Das mit Albanien geschlossene Abkommen soll für Premierministerin Meloni jedoch »ein Modell für die Zusammenarbeit zwischen EU-Ländern und Nicht-EU-Ländern bei der Bewältigung der Migrationsströme werden«. Es handle es sich um ein Abkommen, »das die strategische Partnerschaft zwischen Italien und Albanien stärkt« und im wesentlichen drei Ziele verfolge: den Menschenhandel zu bekämpfen, »irreguläre Migrationsströme zu verhindern und nur diejenigen in Europa willkommen zu heißen, die wirklich das Recht auf internationalen Schutz haben«, erklärte die extremrechte Regierungschefin im Interview mit der römischen Tageszeitung »Il Messaggero«.

Italienische Medien erinnerten anläßlich des neuen Flüchtlingsdeals daran, daß Meloni mit ihm wieder einmal an das Erbe Mussolinis anknüpfe – allerdings ist sie auch Parteichefin der Fratelli d’Italia, die aus Mussolinis faschistischer Partei hervorgegangen sind. Der »Duce« hatte der albanischen Reaktion 1926 geholfen, die Errungenschaften der bürgerlich-demokratischen Revolution von 1920 zu zerschlagen. 1939 dann besetzte das faschistische Italien Albanien und verwandelte es in eine Kolonie.
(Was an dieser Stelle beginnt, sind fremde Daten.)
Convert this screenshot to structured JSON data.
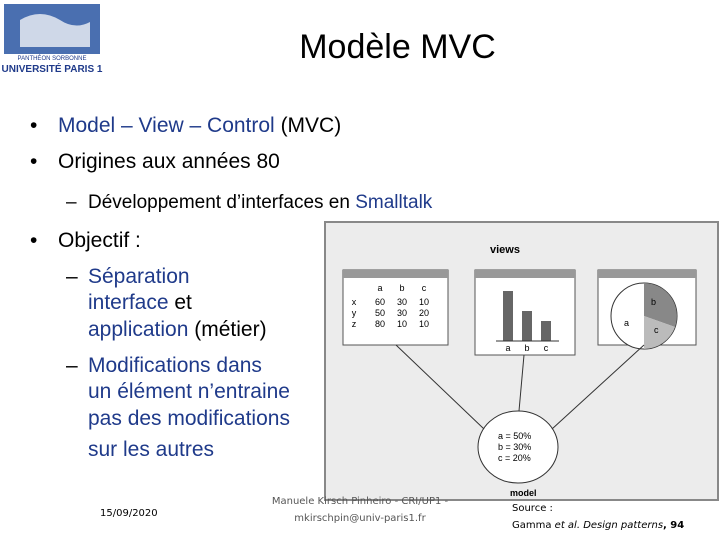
{
  "logo": {
    "top": "PANTHÉON SORBONNE",
    "bottom": "UNIVERSITÉ PARIS 1"
  },
  "title": "Modèle MVC",
  "bullets": [
    {
      "parts": [
        "Model – View – Control",
        " (MVC)"
      ]
    },
    {
      "parts": [
        "Origines aux années 80"
      ]
    },
    {
      "parts": [
        "Développement d’interfaces en ",
        "Smalltalk"
      ]
    },
    {
      "parts": [
        "Objectif :"
      ]
    },
    {
      "parts": [
        "Séparation",
        "interface",
        " et",
        "application",
        " (métier)"
      ]
    },
    {
      "parts": [
        "Modifications dans",
        "un élément n’entraine",
        "pas des modifications",
        "sur les autres"
      ]
    }
  ],
  "figure": {
    "views": "views",
    "model": "model",
    "table": {
      "header": [
        "a",
        "b",
        "c"
      ],
      "rows": [
        [
          "x",
          "60",
          "30",
          "10"
        ],
        [
          "y",
          "50",
          "30",
          "20"
        ],
        [
          "z",
          "80",
          "10",
          "10"
        ]
      ]
    },
    "bar_labels": [
      "a",
      "b",
      "c"
    ],
    "pie_labels": [
      "a",
      "b",
      "c"
    ],
    "model_lines": [
      "a = 50%",
      "b = 30%",
      "c = 20%"
    ]
  },
  "footer": {
    "date": "15/09/2020",
    "author": [
      "Manuele Kirsch Pinheiro - CRI/UP1 -",
      "mkirschpin@univ-paris1.fr"
    ],
    "source": [
      "Source :",
      "Gamma",
      " et al.",
      " Design patterns",
      ", 94"
    ]
  }
}
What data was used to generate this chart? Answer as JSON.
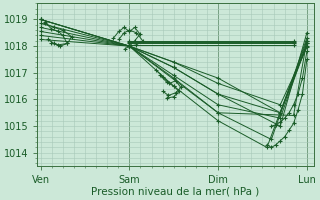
{
  "bg_color": "#cce8d8",
  "grid_color": "#a8c8b8",
  "line_color": "#1a5c28",
  "xlabel": "Pression niveau de la mer( hPa )",
  "xtick_labels": [
    "Ven",
    "Sam",
    "Dim",
    "Lun"
  ],
  "xtick_positions": [
    0,
    1,
    2,
    3
  ],
  "ylim": [
    1013.5,
    1019.6
  ],
  "yticks": [
    1014,
    1015,
    1016,
    1017,
    1018,
    1019
  ],
  "xlim": [
    -0.04,
    3.08
  ],
  "fontsize_label": 7.5,
  "fontsize_tick": 7,
  "vline_color": "#3a7040",
  "ensemble_lines": [
    {
      "x": [
        0.0,
        1.0,
        1.5,
        2.0,
        2.7,
        3.0
      ],
      "y": [
        1019.0,
        1018.0,
        1017.2,
        1016.2,
        1015.0,
        1018.5
      ]
    },
    {
      "x": [
        0.0,
        1.0,
        1.5,
        2.0,
        2.6,
        3.0
      ],
      "y": [
        1019.0,
        1018.0,
        1016.8,
        1015.5,
        1014.5,
        1018.3
      ]
    },
    {
      "x": [
        0.0,
        1.0,
        1.5,
        2.0,
        2.55,
        3.0
      ],
      "y": [
        1019.0,
        1018.0,
        1016.5,
        1015.2,
        1014.2,
        1018.2
      ]
    },
    {
      "x": [
        0.0,
        1.0,
        1.5,
        2.0,
        2.7,
        3.0
      ],
      "y": [
        1018.85,
        1018.0,
        1016.9,
        1015.8,
        1015.3,
        1018.1
      ]
    },
    {
      "x": [
        0.0,
        1.0,
        1.5,
        2.0,
        2.7,
        3.0
      ],
      "y": [
        1018.7,
        1018.0,
        1017.2,
        1016.2,
        1015.5,
        1018.0
      ]
    },
    {
      "x": [
        0.0,
        1.0,
        1.5,
        2.0,
        2.7,
        3.0
      ],
      "y": [
        1018.55,
        1018.0,
        1017.4,
        1016.6,
        1015.8,
        1017.95
      ]
    },
    {
      "x": [
        0.0,
        1.0,
        2.0,
        2.7,
        3.0
      ],
      "y": [
        1018.4,
        1018.0,
        1016.8,
        1015.5,
        1018.1
      ]
    },
    {
      "x": [
        0.0,
        1.0,
        2.0,
        2.85,
        3.0
      ],
      "y": [
        1018.25,
        1018.0,
        1015.5,
        1015.4,
        1018.2
      ]
    }
  ],
  "loop_ven": [
    {
      "x": [
        0.05,
        0.12,
        0.2,
        0.25,
        0.3,
        0.22,
        0.15,
        0.08
      ],
      "y": [
        1018.9,
        1018.65,
        1018.55,
        1018.4,
        1018.1,
        1018.0,
        1018.1,
        1018.25
      ]
    },
    {
      "x": [
        0.05,
        0.15,
        0.25,
        0.35,
        0.3,
        0.2,
        0.12
      ],
      "y": [
        1018.85,
        1018.7,
        1018.6,
        1018.35,
        1018.1,
        1018.05,
        1018.1
      ]
    }
  ],
  "loop_sam_top": [
    {
      "x": [
        0.82,
        0.88,
        0.94,
        1.0,
        1.06,
        1.12,
        1.06,
        1.0,
        0.95
      ],
      "y": [
        1018.3,
        1018.55,
        1018.7,
        1018.55,
        1018.7,
        1018.45,
        1018.2,
        1018.0,
        1017.9
      ]
    },
    {
      "x": [
        0.88,
        0.94,
        1.0,
        1.08,
        1.15,
        1.08,
        1.0
      ],
      "y": [
        1018.25,
        1018.5,
        1018.6,
        1018.5,
        1018.2,
        1018.05,
        1018.0
      ]
    }
  ],
  "loop_sam_lower": [
    {
      "x": [
        1.3,
        1.38,
        1.45,
        1.52,
        1.58,
        1.52,
        1.44,
        1.38
      ],
      "y": [
        1017.1,
        1016.85,
        1016.6,
        1016.7,
        1016.45,
        1016.25,
        1016.15,
        1016.3
      ]
    },
    {
      "x": [
        1.35,
        1.42,
        1.5,
        1.56,
        1.5,
        1.42
      ],
      "y": [
        1016.9,
        1016.65,
        1016.5,
        1016.3,
        1016.1,
        1016.05
      ]
    }
  ],
  "dim_curve": [
    {
      "x": [
        2.55,
        2.6,
        2.65,
        2.7,
        2.75,
        2.8,
        2.85,
        2.9,
        2.95,
        3.0
      ],
      "y": [
        1014.3,
        1014.2,
        1014.3,
        1014.45,
        1014.6,
        1014.85,
        1015.1,
        1015.6,
        1016.2,
        1017.5
      ]
    },
    {
      "x": [
        2.6,
        2.65,
        2.7,
        2.75,
        2.8,
        2.85,
        2.9,
        2.95,
        3.0
      ],
      "y": [
        1015.0,
        1015.05,
        1015.15,
        1015.3,
        1015.5,
        1015.8,
        1016.2,
        1016.8,
        1017.8
      ]
    }
  ]
}
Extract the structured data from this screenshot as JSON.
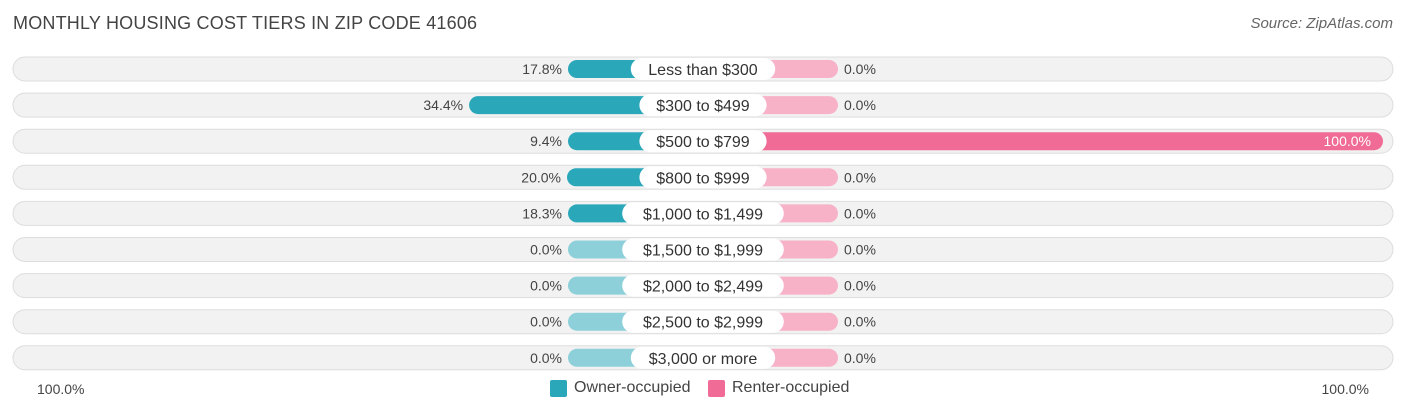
{
  "header": {
    "title": "MONTHLY HOUSING COST TIERS IN ZIP CODE 41606",
    "source": "Source: ZipAtlas.com"
  },
  "colors": {
    "owner": "#2aa7b9",
    "owner_light": "#8dd0da",
    "renter": "#f06b96",
    "renter_light": "#f7b2c8",
    "row_bg": "#f2f2f2",
    "row_border": "#dddddd"
  },
  "chart_data": {
    "type": "bar",
    "orientation": "diverging-horizontal",
    "categories": [
      "Less than $300",
      "$300 to $499",
      "$500 to $799",
      "$800 to $999",
      "$1,000 to $1,499",
      "$1,500 to $1,999",
      "$2,000 to $2,499",
      "$2,500 to $2,999",
      "$3,000 or more"
    ],
    "series": [
      {
        "name": "Owner-occupied",
        "values": [
          17.8,
          34.4,
          9.4,
          20.0,
          18.3,
          0.0,
          0.0,
          0.0,
          0.0
        ],
        "labels": [
          "17.8%",
          "34.4%",
          "9.4%",
          "20.0%",
          "18.3%",
          "0.0%",
          "0.0%",
          "0.0%",
          "0.0%"
        ]
      },
      {
        "name": "Renter-occupied",
        "values": [
          0.0,
          0.0,
          100.0,
          0.0,
          0.0,
          0.0,
          0.0,
          0.0,
          0.0
        ],
        "labels": [
          "0.0%",
          "0.0%",
          "100.0%",
          "0.0%",
          "0.0%",
          "0.0%",
          "0.0%",
          "0.0%",
          "0.0%"
        ]
      }
    ],
    "axis": {
      "left_label": "100.0%",
      "right_label": "100.0%",
      "max": 100
    },
    "legend": {
      "position": "bottom-center",
      "items": [
        "Owner-occupied",
        "Renter-occupied"
      ]
    }
  }
}
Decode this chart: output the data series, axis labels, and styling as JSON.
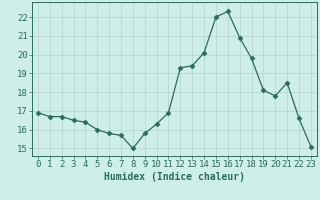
{
  "x": [
    0,
    1,
    2,
    3,
    4,
    5,
    6,
    7,
    8,
    9,
    10,
    11,
    12,
    13,
    14,
    15,
    16,
    17,
    18,
    19,
    20,
    21,
    22,
    23
  ],
  "y": [
    16.9,
    16.7,
    16.7,
    16.5,
    16.4,
    16.0,
    15.8,
    15.7,
    15.0,
    15.8,
    16.3,
    16.9,
    19.3,
    19.4,
    20.1,
    22.0,
    22.3,
    20.9,
    19.8,
    18.1,
    17.8,
    18.5,
    16.6,
    15.1
  ],
  "xlabel": "Humidex (Indice chaleur)",
  "ylim": [
    14.6,
    22.8
  ],
  "xlim": [
    -0.5,
    23.5
  ],
  "yticks": [
    15,
    16,
    17,
    18,
    19,
    20,
    21,
    22
  ],
  "xticks": [
    0,
    1,
    2,
    3,
    4,
    5,
    6,
    7,
    8,
    9,
    10,
    11,
    12,
    13,
    14,
    15,
    16,
    17,
    18,
    19,
    20,
    21,
    22,
    23
  ],
  "line_color": "#2d6b5a",
  "marker": "D",
  "marker_size": 2.5,
  "bg_color": "#ceeee8",
  "grid_color": "#b8d8d0",
  "label_fontsize": 7,
  "tick_fontsize": 6.5
}
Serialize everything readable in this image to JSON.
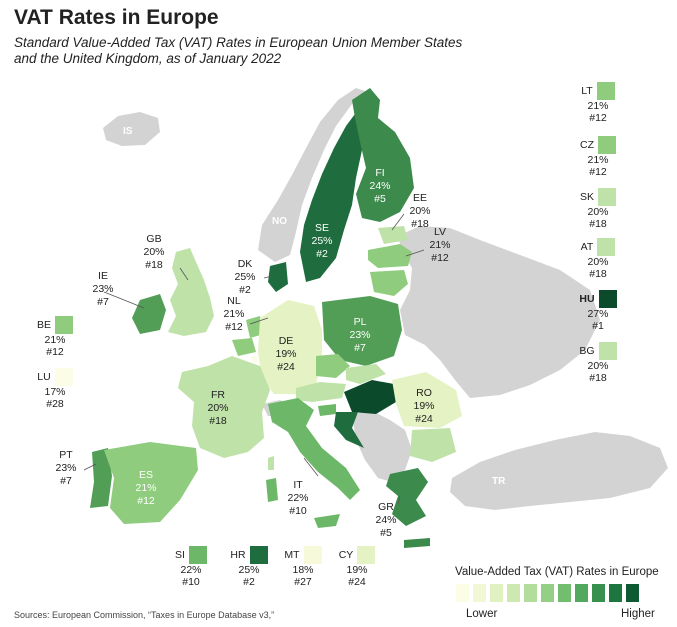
{
  "title": "VAT Rates in Europe",
  "subtitle": "Standard Value-Added Tax (VAT) Rates in European Union Member States and the United Kingdom, as of January 2022",
  "source": "Sources: European Commission, “Taxes in Europe Database v3,”",
  "scale": {
    "title": "Value-Added Tax (VAT) Rates in Europe",
    "low_label": "Lower",
    "high_label": "Higher",
    "colors": [
      "#fcfde6",
      "#f2f8d5",
      "#e2f1c1",
      "#cde8b1",
      "#b3dd9c",
      "#95cf85",
      "#73bd6f",
      "#52a85c",
      "#37904d",
      "#1d7540",
      "#0d5a33"
    ]
  },
  "colors": {
    "non_eu": "#d3d3d4",
    "rate_17": "#fcfde6",
    "rate_19": "#e5f2c3",
    "rate_20": "#bfe2a8",
    "rate_21": "#8fcc7d",
    "rate_22": "#6cb868",
    "rate_23": "#529e57",
    "rate_24": "#3c8a4c",
    "rate_25": "#1f6d3e",
    "rate_27": "#0b4a2a"
  },
  "gray_labels": {
    "is": "IS",
    "no": "NO",
    "tr": "TR"
  },
  "countries": {
    "se": {
      "code": "SE",
      "rate": "25%",
      "rank": "#2"
    },
    "fi": {
      "code": "FI",
      "rate": "24%",
      "rank": "#5"
    },
    "ee": {
      "code": "EE",
      "rate": "20%",
      "rank": "#18"
    },
    "lv": {
      "code": "LV",
      "rate": "21%",
      "rank": "#12"
    },
    "gb": {
      "code": "GB",
      "rate": "20%",
      "rank": "#18"
    },
    "ie": {
      "code": "IE",
      "rate": "23%",
      "rank": "#7"
    },
    "dk": {
      "code": "DK",
      "rate": "25%",
      "rank": "#2"
    },
    "nl": {
      "code": "NL",
      "rate": "21%",
      "rank": "#12"
    },
    "de": {
      "code": "DE",
      "rate": "19%",
      "rank": "#24"
    },
    "pl": {
      "code": "PL",
      "rate": "23%",
      "rank": "#7"
    },
    "fr": {
      "code": "FR",
      "rate": "20%",
      "rank": "#18"
    },
    "ro": {
      "code": "RO",
      "rate": "19%",
      "rank": "#24"
    },
    "pt": {
      "code": "PT",
      "rate": "23%",
      "rank": "#7"
    },
    "es": {
      "code": "ES",
      "rate": "21%",
      "rank": "#12"
    },
    "it": {
      "code": "IT",
      "rate": "22%",
      "rank": "#10"
    },
    "gr": {
      "code": "GR",
      "rate": "24%",
      "rank": "#5"
    }
  },
  "side_legend": {
    "lt": {
      "code": "LT",
      "rate": "21%",
      "rank": "#12"
    },
    "cz": {
      "code": "CZ",
      "rate": "21%",
      "rank": "#12"
    },
    "sk": {
      "code": "SK",
      "rate": "20%",
      "rank": "#18"
    },
    "at": {
      "code": "AT",
      "rate": "20%",
      "rank": "#18"
    },
    "hu": {
      "code": "HU",
      "rate": "27%",
      "rank": "#1"
    },
    "bg": {
      "code": "BG",
      "rate": "20%",
      "rank": "#18"
    },
    "be": {
      "code": "BE",
      "rate": "21%",
      "rank": "#12"
    },
    "lu": {
      "code": "LU",
      "rate": "17%",
      "rank": "#28"
    },
    "si": {
      "code": "SI",
      "rate": "22%",
      "rank": "#10"
    },
    "hr": {
      "code": "HR",
      "rate": "25%",
      "rank": "#2"
    },
    "mt": {
      "code": "MT",
      "rate": "18%",
      "rank": "#27"
    },
    "cy": {
      "code": "CY",
      "rate": "19%",
      "rank": "#24"
    }
  }
}
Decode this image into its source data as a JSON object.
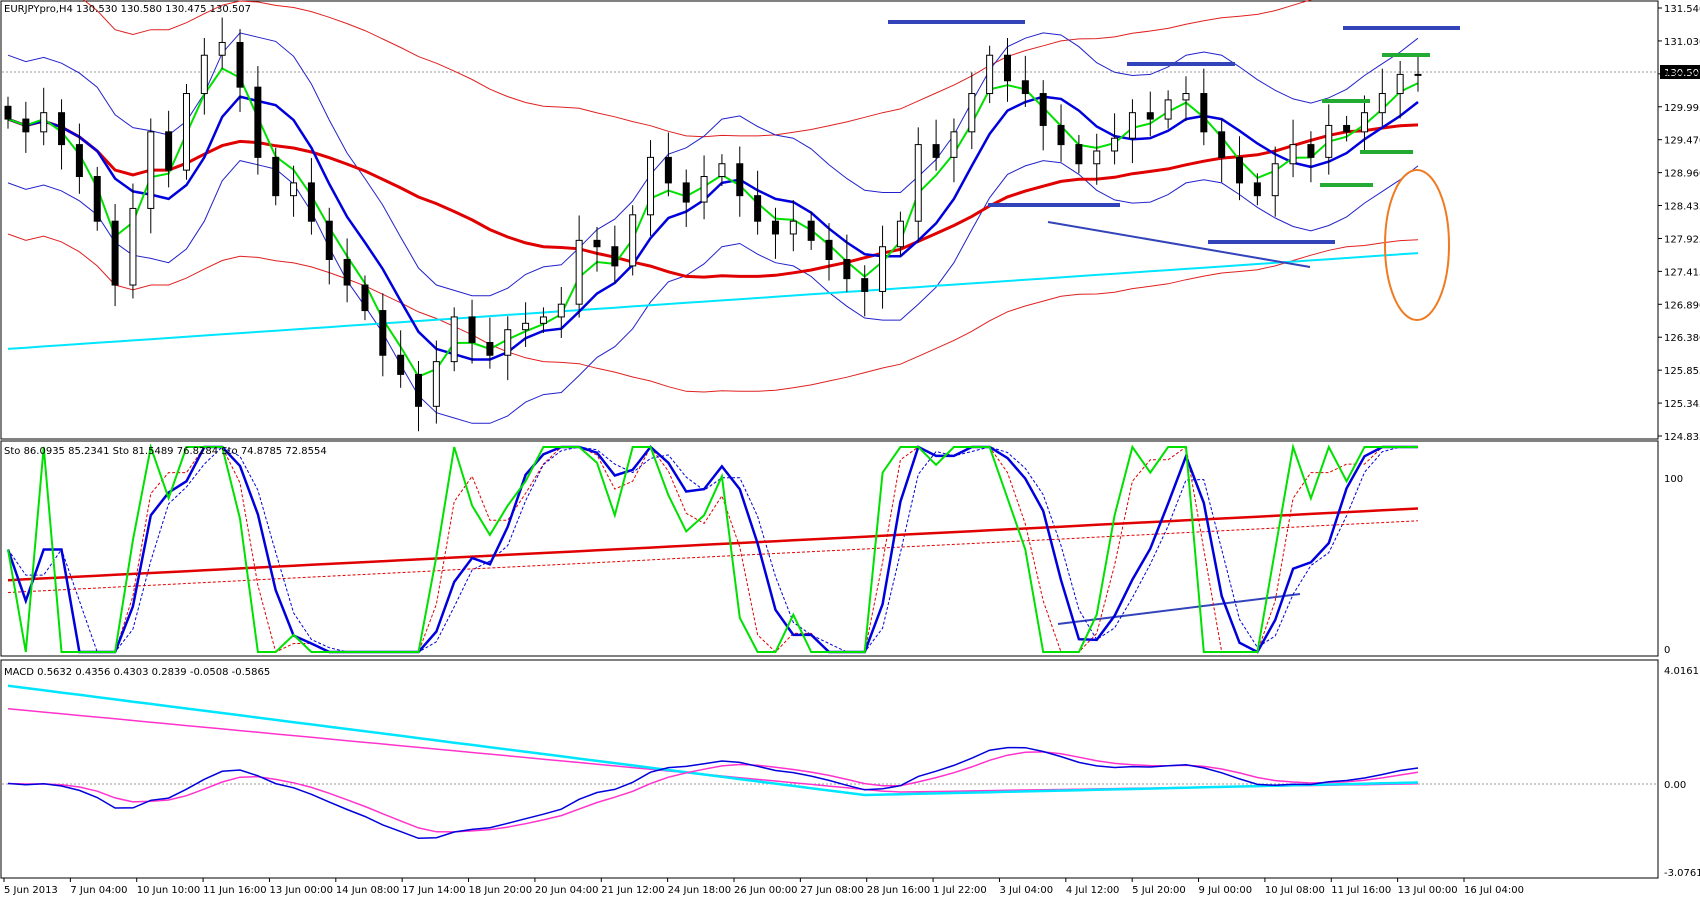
{
  "window": {
    "header": "EURJPYpro,H4  130.530 130.580 130.475 130.507",
    "current_price": "130.507"
  },
  "price_axis": {
    "ticks": [
      "131.540",
      "131.030",
      "130.505",
      "129.995",
      "129.470",
      "128.960",
      "128.435",
      "127.925",
      "127.415",
      "126.890",
      "126.380",
      "125.855",
      "125.345",
      "124.835"
    ]
  },
  "stoch_panel": {
    "header": "Sto 86.0935 85.2341  Sto 81.5489 76.8284  Sto 74.8785 72.8554",
    "ticks": [
      "100",
      "0"
    ]
  },
  "macd_panel": {
    "header": "MACD 0.5632 0.4356 0.4303 0.2839 -0.0508 -0.5865",
    "ticks": [
      "4.0161",
      "0.00",
      "-3.0761"
    ]
  },
  "time_axis": {
    "labels": [
      "5 Jun 2013",
      "7 Jun 04:00",
      "10 Jun 10:00",
      "11 Jun 16:00",
      "13 Jun 00:00",
      "14 Jun 08:00",
      "17 Jun 14:00",
      "18 Jun 20:00",
      "20 Jun 04:00",
      "21 Jun 12:00",
      "24 Jun 18:00",
      "26 Jun 00:00",
      "27 Jun 08:00",
      "28 Jun 16:00",
      "1 Jul 22:00",
      "3 Jul 04:00",
      "4 Jul 12:00",
      "5 Jul 20:00",
      "9 Jul 00:00",
      "10 Jul 08:00",
      "11 Jul 16:00",
      "13 Jul 00:00",
      "16 Jul 04:00"
    ]
  },
  "colors": {
    "background": "#ffffff",
    "grid_frame": "#000000",
    "bull_candle": "#ffffff",
    "bear_candle": "#000000",
    "ema_green": "#00e000",
    "sma_blue": "#0000dd",
    "ma_red": "#e00000",
    "ma_cyan": "#00e5ff",
    "bollinger_thin_blue": "#2222cc",
    "envelope_thin_red": "#e02020",
    "resistance_blue": "#3344bb",
    "pattern_green": "#22aa33",
    "highlight_orange": "#f07a20",
    "macd_pink": "#ff33cc"
  },
  "chart_data": {
    "type": "candlestick",
    "symbol": "EURJPYpro",
    "timeframe": "H4",
    "ohlc_last": {
      "open": 130.53,
      "high": 130.58,
      "low": 130.475,
      "close": 130.507
    },
    "ylim": [
      124.835,
      131.54
    ],
    "x_range": [
      "5 Jun 2013",
      "16 Jul 04:00"
    ],
    "closes_approx": [
      129.8,
      129.6,
      129.9,
      129.4,
      128.9,
      128.2,
      127.2,
      128.4,
      129.6,
      129.0,
      130.2,
      130.8,
      131.0,
      130.3,
      129.2,
      128.6,
      128.8,
      128.2,
      127.6,
      127.2,
      126.8,
      126.1,
      125.8,
      125.3,
      126.0,
      126.7,
      126.3,
      126.1,
      126.5,
      126.6,
      126.7,
      126.9,
      127.9,
      127.8,
      127.5,
      128.3,
      129.2,
      128.8,
      128.5,
      128.9,
      129.1,
      128.6,
      128.2,
      128.0,
      128.2,
      127.9,
      127.6,
      127.3,
      127.1,
      127.8,
      128.2,
      129.4,
      129.2,
      129.6,
      130.2,
      130.8,
      130.4,
      130.2,
      129.7,
      129.4,
      129.1,
      129.3,
      129.5,
      129.9,
      129.8,
      130.1,
      130.2,
      129.6,
      129.2,
      128.8,
      128.6,
      129.1,
      129.4,
      129.2,
      129.7,
      129.6,
      129.9,
      130.2,
      130.5,
      130.5
    ],
    "indicators": {
      "stochastic": [
        {
          "k": 86.0935,
          "d": 85.2341
        },
        {
          "k": 81.5489,
          "d": 76.8284
        },
        {
          "k": 74.8785,
          "d": 72.8554
        }
      ],
      "macd": [
        0.5632,
        0.4356,
        0.4303,
        0.2839,
        -0.0508,
        -0.5865
      ],
      "stoch_ylim": [
        0,
        100
      ],
      "macd_ylim": [
        -3.0761,
        4.0161
      ]
    }
  }
}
Von den oppositionellen Mitte-Links-Parteien wird Melonis Deal scharf verurteilt. Das Abkommen sei ein offener Verstoß gegen die Regeln des Völkerrechts und des EU-europäischen Rechts, erklärte die Sekretärin des sozialdemokratischen Partito Democratico, Elena Schlein. Mit der Vereinbarung entstehe »eine Art italienisches Guantanamo«, sagte der Sekretär von Europa plus, der Abgeordnete Riccardo Magi. Auch der Sekretär der italienischen Linkspartei, Nicola Fratoianni, verurteilte das Abkommen. Er sprach von einer »Umsiedlung der geretteten Schiffbrüchigen nach Albanien«.

Die mit Albanien getroffene Vereinbarung ist nicht die erste ihrer Art unter Meloni. Vor einigen Monaten hatte die extremrechte Staatschefin bereits einen Flüchtlingsdeal zwischen der EU und dem Maghreb-Staat Tunesien eingefädelt.